“Cesaretin varsa” yarışları, cesur olma mecburiyeti
Zaten haklıyken neden bir de cesur olmak zorundayız? Yerinde bir soru ama ancak insanlık tarihinden haberdar olmaya yetmeyecek kısalıkta bir dünya mesaisi bunu sordurabilir. Haklılığın güç anlamına gelmediği, gücü haksız yollarla devşirenlerin kurduğu türlü çeşit baskı düzeninin geçmişi hayli uzun. Böyle rejimlerde norm kılınan itaat oluyor; atmosferin baskın gazı korku. Haklı olanların cesaretleriyle sınanmamaları için bir güce dönüşmesi gerekiyor, ki bunu da cesur olmadan başarmak mümkün değil galiba.
*
Her daim bir yerlerde birileri diğerlerinden daha fazla cesaret göstermek zorundaydı. Yine de acaba bu denli “cesaret”le çepeçevrelenen bir zaman olmuş mudur? Bir yandan artık sadece var olabilmek için gereken cesaretten söz ediyorum, günlük hayatın içine inmiş cesaret anlarından. Ama bu çağa özgü cesaret bolluğu içinde, iddialı göz makyajından kişisel gelişim literatürüne uzanarak başka bir biçimde gündelikleşen, sündürülmüş cesaret de var. Misal “cesur açıklama” tamlaması gördüyseniz mutlaka bir seks göndermesi var demektir.
Sınıfsallığın, toplumsallığın hiçbir nüvesinden nasiplenmemiş bir dille diyelim esenliği, mutluluğu yeterince cesur olmayanlara hak görmeyen bakış, ne yazık ki anaakımın süfli çemberi dışında da mevcut.

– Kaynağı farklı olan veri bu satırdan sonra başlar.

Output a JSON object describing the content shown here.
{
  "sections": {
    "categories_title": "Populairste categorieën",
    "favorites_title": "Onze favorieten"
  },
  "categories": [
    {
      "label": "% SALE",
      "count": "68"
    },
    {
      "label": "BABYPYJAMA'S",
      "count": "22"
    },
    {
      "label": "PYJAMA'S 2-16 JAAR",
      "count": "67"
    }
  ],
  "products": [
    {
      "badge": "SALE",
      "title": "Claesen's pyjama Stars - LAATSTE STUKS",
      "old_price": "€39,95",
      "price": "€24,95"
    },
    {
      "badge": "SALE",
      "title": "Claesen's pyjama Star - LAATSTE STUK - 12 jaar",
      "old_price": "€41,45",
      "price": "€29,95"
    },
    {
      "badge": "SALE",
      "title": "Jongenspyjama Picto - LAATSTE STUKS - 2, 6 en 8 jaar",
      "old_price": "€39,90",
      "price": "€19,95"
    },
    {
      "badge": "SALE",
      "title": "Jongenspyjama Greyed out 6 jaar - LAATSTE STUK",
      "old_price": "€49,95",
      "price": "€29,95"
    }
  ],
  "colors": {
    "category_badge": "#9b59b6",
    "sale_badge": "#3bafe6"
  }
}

Yaşamak cesaret ister. Birini bu önermenin doğruluğuna ikna etmek hiç zor değil, evet kimi durumlarda hakikaten öyle. Ama şu an bizi boğan havalı bir aforizmaya evrim süreci.
Toplumsal hareketleri sadece cesaretle fişeklenen öfke üzerinden okumakta da bir sorun var. Bu düzen sadece biz korkak olduğumuz için mi sürüyor?
*
Cesaretin varsa çık karşıma, cesaretin varsa yanıt ver, cesaretin varsa Filistin'e gel, cesaretin varsa git, cesaretin varsa laf etsene, cesaretin varsa canlı yayınla, cesaretin varsa bekliyorum, cesaretin varsa erken seçim, cesaretin varsa bakanlık kapısında bekle...
Bir yanda gündelik siyaset cesaret yarışıyla sürüyor. Ana muhalefet, korkmaz, yenilmez görünen bir figürü, Erdoğan'ı popülist siyasetin belli ki “bu halk bundan anlar” gereğince cesaret üzerinden sınıyor. Özgür Özel'in kendisine yönelik planlı olduğu aşikar saldırıdan sonra “O evlat katilinin elini çıplak yollayana söylüyorum; cesaretin varsa elini doldur da yolla” deyişi. Bu anın öfkesini anlamak meramın irkilticiliğini azaltmıyor. Hukuka, ilkelere, haklara dönmeye çalışırken çağrılan düello sahası, bu erkek lisesi bahçesi de boğuyor. Bu düzen cesaretle değil, korkuyu alt edecek mekanizmalar, uzlaşılar sağlandığı ve bu hâlâ işleyebildiği için yürüyor.
*
Andre Comte-Sponville “Büyük Erdemler Risalesi”nde harekete geçebilen bir güç, iyi davranma çabası olarak tanımladığı erdemleri sıralıyor. Öğrenilebildiğine inandığı, birbiriyle ilişkili, hatta birbiriyle var olabilen bu on sekiz erdem arasında adalet, nezaket, saflık ve basiret ile birlikte cesaret (yiğitlik) de var. Korku yokluğu değil, korkunun üzerinden gelme kapasitesi olarak cesaret, zekâ ve güç gibi iyiye de, kötüye de hizmet edebilmesiyle, tek başına ahlaki değerden yoksun olmasıyla ayrılıyor. Çıkarcı, bencil, kibirli bir cesaret gösterisini ne yapalım? Bir katilin, bir Nazi subayının cesaretine hayran mı olalım? Bazı insanlar daha korkak olsalardı kötülüğe daha az hizmet ederlerdi, diyor.
*
Bugün cesaret, öğrencilerin başına gelebilecekleri bile bile sokağa çıkması, bir gazetecinin inatla haber yapması, fotoğrafçıların inatla belgelemesi, grev hakkı bile olmayan bir işçinin yüzlerce gün süreceğini bilerek eyleme başlaması, bir kadının gece yalnız yürümesi, genç bir annenin boşanmak istemesi, bir transın hakkını araması, bir transın var olması, gökkuşağı bayrağı açılması, bugün cesaret cumhurbaşkanını eleştirmek, tek bir tweet atmak, otobüste yanındakine, sınıfta öğrencilerine konuşmak bunlardan, gerçeği kaydetmek, gerçeği paylaşmak, susmamak cesaret; susmuyoruz, korkmuyoruz, itaat etmiyoruz demek.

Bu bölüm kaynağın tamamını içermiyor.